The QFIF is targeting a total size of A$204 million. It has already reached a first close, Fischer says, that was “heavily subscribed” by existing investors and covered the “vast majority” of the targeted amount. LPs currently comprise domestic investors, Asian insurers and European pension funds.

In recent weeks, Qualitas started talking to potential new investors that it hopes will help it to seal a second and final close in Q3 or Q4. Their commitments should also allow the firm to free up some of the balance sheet capital it has pledged to close the Allied Pinnacle transaction.

The LPs of QFIF all share a long-term investment outlook, says Fischer. “The consensus was that seven years was a good starting point. But there’s appetite for potentially remaining for an extended period.” He explains that investors may decide to hold on to the portfolio once the vehicle reaches its term.
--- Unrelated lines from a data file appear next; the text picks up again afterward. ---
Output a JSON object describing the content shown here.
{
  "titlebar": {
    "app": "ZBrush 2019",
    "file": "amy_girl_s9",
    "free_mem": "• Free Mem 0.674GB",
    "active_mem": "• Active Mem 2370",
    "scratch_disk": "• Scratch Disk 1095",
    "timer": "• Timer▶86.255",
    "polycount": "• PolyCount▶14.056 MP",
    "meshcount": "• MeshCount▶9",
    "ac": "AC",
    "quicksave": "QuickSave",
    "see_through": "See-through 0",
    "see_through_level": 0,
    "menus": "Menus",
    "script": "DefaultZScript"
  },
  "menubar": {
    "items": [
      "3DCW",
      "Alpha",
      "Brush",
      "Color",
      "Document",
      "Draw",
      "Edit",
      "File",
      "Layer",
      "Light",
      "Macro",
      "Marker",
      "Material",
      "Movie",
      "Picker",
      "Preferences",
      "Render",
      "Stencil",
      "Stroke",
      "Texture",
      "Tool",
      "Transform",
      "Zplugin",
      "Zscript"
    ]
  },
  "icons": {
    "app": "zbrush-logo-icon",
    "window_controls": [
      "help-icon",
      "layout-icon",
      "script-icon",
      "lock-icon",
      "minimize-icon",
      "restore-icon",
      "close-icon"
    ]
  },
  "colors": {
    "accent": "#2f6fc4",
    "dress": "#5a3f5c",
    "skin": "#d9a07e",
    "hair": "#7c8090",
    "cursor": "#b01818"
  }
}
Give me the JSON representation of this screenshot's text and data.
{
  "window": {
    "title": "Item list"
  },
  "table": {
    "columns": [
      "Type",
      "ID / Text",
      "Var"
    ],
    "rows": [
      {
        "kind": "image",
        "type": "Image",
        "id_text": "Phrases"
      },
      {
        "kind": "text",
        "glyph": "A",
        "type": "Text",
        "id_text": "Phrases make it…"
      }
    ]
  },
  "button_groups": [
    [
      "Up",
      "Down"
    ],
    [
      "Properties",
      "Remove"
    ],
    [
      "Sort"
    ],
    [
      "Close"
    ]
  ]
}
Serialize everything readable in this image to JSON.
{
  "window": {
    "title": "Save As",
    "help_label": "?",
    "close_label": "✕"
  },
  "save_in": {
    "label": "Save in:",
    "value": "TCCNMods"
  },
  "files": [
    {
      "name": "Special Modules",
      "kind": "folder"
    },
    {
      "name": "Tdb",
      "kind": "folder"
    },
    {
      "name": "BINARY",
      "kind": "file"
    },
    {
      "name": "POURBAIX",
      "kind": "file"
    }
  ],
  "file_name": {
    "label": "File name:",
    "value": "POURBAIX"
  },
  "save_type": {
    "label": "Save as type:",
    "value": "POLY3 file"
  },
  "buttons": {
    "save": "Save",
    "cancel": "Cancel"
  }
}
And that’s the key selling point of QFIF’s hybrid strategy: it affords investors the luxury of being opportunistic about when they want to exit, says Fischer. Should valuations warrant it at a given point in time, they can decide to cash out and pocket a tidy profit, he reckons; if not, then they can just continue collecting the cash flows and “make a very nice level of baseline return.”

Between the buckets

The properties were sold subject to eight 30-year lease holdings and two 15-year leases held by Allied Pinnacle, guaranteeing stable cashflows. Fischer says the portfolio will make cash-and-cash returns, after tax, of 7.3 percent. The fund has a total return target of more than 10 percent post-fees, part of which Fischer expects to come from value-add opportunities the firm has already spotted.

He sees little chance investors will be confused by the portfolio’s hybrid nature. “We have a very strong following among sophisticated institutional investors, whose primary focus is on the stability of underlying cashflows. And this asset has a very dominant market share for what is a core food staple in our country.”

Yet the opportunity does not seem to have attracted all investor types to the same extent. Fischer says LPs who committed to the fund used either their real estate or infrastructure allocation; no one invested out of an agriculture bucket. The big ag investors Qualitas spoke to, indeed, had an objection.

“They thought the income profile was too sheltered from commodity-price risk. We felt it was a positive feature of the fund but those who invest in ag, understandably, want exposure to commodity-price risk,” Fischer says.